The Virtue of Small

Small

Small

"A designer knows he has achieved perfection not when there is nothing left to add, but when there is nothing left to take away." - Antoine de Saint-Exupéry One of the tricks that makes Agile work is keeping things small.  In practice, small may be the "secret sauce" in Agile.

Small releases, small iterations, small teams, small queues, small user stories (the "S" in the "INVEST" acronym) -- Small is good.  Small is beautiful.

Pareto

One of the tricks to keeping things small is Pareto. Also known as the 80/20 rule, the Pareto Principle basically states that 80% of the effect comes from 20% of the cause.

To see how the Pareto Principle applies in Agile, consider a feature. Most of the value of a feature is in the happy path, the default scenario. The happy path is the scenario where everything works as intended with no missteps. The edge cases or exception paths carry different values, but none are likely to trump the happy path -- not by a long shot. Quality specifications inform the value of  edge cases, and quality specifications may dictate that some edge cases are essential for a production release. Regardless, the happy path is where most of the value lies.  Very likely the 80% value or "effect" is in the happy path.

Product Owners can break a complex user story into multiple smaller stories by separating the happy path and the exception cases into separate user stories with each story representing a unique and distinct path through the feature. The order of these stories in the product backlog would be the happy path first, followed by the next highest value exception path scenario, and so on.

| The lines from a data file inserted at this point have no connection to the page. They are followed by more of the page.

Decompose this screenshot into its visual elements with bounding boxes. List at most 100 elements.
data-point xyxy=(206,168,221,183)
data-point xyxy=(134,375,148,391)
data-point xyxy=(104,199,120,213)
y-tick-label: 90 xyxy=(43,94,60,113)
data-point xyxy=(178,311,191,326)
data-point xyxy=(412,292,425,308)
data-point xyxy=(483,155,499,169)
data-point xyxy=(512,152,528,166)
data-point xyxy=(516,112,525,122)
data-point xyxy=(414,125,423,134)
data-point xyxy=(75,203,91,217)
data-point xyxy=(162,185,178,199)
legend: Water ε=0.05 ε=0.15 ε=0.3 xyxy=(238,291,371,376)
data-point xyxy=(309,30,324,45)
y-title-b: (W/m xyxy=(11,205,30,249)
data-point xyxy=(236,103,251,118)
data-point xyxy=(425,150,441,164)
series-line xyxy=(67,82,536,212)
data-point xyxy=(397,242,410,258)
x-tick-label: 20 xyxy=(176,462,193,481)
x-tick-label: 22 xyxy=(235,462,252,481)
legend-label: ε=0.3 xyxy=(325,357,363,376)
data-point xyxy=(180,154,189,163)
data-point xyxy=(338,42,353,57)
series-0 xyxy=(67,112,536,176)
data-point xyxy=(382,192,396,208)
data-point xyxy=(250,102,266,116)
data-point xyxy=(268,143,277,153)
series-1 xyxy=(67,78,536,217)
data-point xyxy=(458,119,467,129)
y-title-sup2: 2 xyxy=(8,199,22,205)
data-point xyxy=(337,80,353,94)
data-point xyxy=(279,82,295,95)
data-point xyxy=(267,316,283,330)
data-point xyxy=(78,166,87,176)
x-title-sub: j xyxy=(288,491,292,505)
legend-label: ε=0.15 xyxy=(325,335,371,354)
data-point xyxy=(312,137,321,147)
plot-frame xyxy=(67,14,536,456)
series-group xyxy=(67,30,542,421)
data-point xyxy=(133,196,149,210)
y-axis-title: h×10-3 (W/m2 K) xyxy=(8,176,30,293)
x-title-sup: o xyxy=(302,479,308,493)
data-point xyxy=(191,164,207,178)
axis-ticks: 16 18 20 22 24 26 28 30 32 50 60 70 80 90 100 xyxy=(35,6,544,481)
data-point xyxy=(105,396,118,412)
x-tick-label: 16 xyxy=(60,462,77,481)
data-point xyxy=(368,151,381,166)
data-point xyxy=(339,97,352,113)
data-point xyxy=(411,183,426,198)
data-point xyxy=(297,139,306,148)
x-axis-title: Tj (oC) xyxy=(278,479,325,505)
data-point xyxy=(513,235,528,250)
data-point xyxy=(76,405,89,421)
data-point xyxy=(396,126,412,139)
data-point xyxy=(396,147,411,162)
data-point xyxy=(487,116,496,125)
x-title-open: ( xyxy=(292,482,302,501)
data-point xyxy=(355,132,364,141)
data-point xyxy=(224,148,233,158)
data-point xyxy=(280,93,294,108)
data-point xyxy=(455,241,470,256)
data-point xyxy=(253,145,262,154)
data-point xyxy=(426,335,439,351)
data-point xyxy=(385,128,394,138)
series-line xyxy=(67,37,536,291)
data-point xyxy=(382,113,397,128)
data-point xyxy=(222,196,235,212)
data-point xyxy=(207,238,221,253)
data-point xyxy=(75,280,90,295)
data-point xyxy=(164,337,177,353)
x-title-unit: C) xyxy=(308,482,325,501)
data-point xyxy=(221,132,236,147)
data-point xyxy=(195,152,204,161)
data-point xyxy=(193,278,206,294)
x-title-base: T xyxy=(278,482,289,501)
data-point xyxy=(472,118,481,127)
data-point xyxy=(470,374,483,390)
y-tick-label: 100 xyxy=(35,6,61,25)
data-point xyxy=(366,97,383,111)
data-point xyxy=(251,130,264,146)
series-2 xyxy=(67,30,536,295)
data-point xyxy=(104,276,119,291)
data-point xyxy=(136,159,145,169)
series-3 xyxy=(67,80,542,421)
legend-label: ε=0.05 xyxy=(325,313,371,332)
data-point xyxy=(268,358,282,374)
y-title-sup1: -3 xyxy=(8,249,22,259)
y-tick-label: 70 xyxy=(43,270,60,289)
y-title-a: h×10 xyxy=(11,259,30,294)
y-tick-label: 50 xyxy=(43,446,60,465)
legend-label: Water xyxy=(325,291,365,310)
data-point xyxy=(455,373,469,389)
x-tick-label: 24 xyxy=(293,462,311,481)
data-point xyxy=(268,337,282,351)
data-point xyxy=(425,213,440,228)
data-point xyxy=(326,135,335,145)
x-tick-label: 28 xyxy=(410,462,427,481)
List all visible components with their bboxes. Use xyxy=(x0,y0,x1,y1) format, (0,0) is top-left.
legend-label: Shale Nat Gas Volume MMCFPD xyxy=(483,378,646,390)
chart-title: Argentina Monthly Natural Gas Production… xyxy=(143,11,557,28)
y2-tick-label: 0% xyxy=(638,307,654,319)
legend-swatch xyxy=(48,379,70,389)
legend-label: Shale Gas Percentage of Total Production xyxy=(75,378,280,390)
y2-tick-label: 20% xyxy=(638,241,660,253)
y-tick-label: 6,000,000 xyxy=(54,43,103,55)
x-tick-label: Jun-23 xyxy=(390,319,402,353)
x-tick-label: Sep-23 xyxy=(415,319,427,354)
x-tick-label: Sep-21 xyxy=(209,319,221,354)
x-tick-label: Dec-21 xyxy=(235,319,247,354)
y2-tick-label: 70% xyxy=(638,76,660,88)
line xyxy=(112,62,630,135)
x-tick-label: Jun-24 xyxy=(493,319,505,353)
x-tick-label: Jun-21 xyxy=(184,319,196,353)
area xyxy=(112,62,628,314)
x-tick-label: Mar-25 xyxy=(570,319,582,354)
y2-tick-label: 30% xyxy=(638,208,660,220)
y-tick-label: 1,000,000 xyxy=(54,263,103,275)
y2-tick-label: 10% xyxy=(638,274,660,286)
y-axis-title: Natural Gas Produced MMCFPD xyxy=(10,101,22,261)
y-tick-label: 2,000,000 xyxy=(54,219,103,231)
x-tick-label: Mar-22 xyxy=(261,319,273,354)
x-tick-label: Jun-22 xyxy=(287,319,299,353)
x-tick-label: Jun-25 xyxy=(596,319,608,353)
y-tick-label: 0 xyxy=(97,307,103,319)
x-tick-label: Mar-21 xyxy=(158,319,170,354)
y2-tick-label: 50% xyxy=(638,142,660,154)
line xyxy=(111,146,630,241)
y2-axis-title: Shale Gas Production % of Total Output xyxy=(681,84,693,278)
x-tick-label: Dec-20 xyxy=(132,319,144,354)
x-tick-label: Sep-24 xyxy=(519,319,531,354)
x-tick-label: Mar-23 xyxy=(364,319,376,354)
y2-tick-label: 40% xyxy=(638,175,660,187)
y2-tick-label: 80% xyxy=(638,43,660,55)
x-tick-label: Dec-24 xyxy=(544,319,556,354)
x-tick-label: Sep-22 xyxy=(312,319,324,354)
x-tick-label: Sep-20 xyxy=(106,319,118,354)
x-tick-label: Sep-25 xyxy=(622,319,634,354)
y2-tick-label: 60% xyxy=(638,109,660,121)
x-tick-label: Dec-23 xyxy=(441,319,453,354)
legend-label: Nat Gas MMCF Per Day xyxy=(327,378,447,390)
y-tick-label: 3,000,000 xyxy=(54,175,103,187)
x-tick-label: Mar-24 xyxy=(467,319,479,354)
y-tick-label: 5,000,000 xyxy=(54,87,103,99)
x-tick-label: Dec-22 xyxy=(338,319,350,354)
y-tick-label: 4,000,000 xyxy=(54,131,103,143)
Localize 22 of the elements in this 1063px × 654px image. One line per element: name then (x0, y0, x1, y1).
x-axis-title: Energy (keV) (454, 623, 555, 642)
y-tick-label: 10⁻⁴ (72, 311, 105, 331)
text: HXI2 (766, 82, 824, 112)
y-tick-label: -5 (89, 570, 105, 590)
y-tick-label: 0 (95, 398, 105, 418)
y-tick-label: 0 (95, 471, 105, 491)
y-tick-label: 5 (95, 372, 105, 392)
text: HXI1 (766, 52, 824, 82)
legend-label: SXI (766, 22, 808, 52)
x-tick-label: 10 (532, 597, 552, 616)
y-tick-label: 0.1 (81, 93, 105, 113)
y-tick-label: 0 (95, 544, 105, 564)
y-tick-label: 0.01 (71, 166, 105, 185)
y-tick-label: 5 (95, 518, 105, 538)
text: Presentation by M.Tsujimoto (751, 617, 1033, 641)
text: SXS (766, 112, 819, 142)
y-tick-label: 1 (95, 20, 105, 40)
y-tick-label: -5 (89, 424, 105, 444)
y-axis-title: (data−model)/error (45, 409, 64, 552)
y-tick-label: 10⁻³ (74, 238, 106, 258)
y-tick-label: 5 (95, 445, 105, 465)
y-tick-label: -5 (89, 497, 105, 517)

Since product backlogs almost always contain more than one feature, the stories associated with one feature would almost always be interleaved with stories from other features. The Pareto Principle tells us that the value in the subsequent stories after the happy path story starts to fall off at a very rapid rate. The diminishing returns of these exception path stories means that, at some point, the value of the happy path of a "lower" value feature might exceed the value of the next "not yet started" exception path story of a "higher" value feature.

In this way, the Product Owner plays a value optimization game, sequencing the items in the product backlog by comparing exception paths of one story to happy paths of others. As stories are completed or "done," the Product Owner determines readiness for production by considering the appropriate level of quality required for the features to be deployed.

The Macro is in the Micro

The applicability of the Pareto Principle doesn't stop at a user stories and the product backlog. It applies equally well at the product portfolio level.  The Pareto Principle shows us how small is beautiful. In truth, less is more.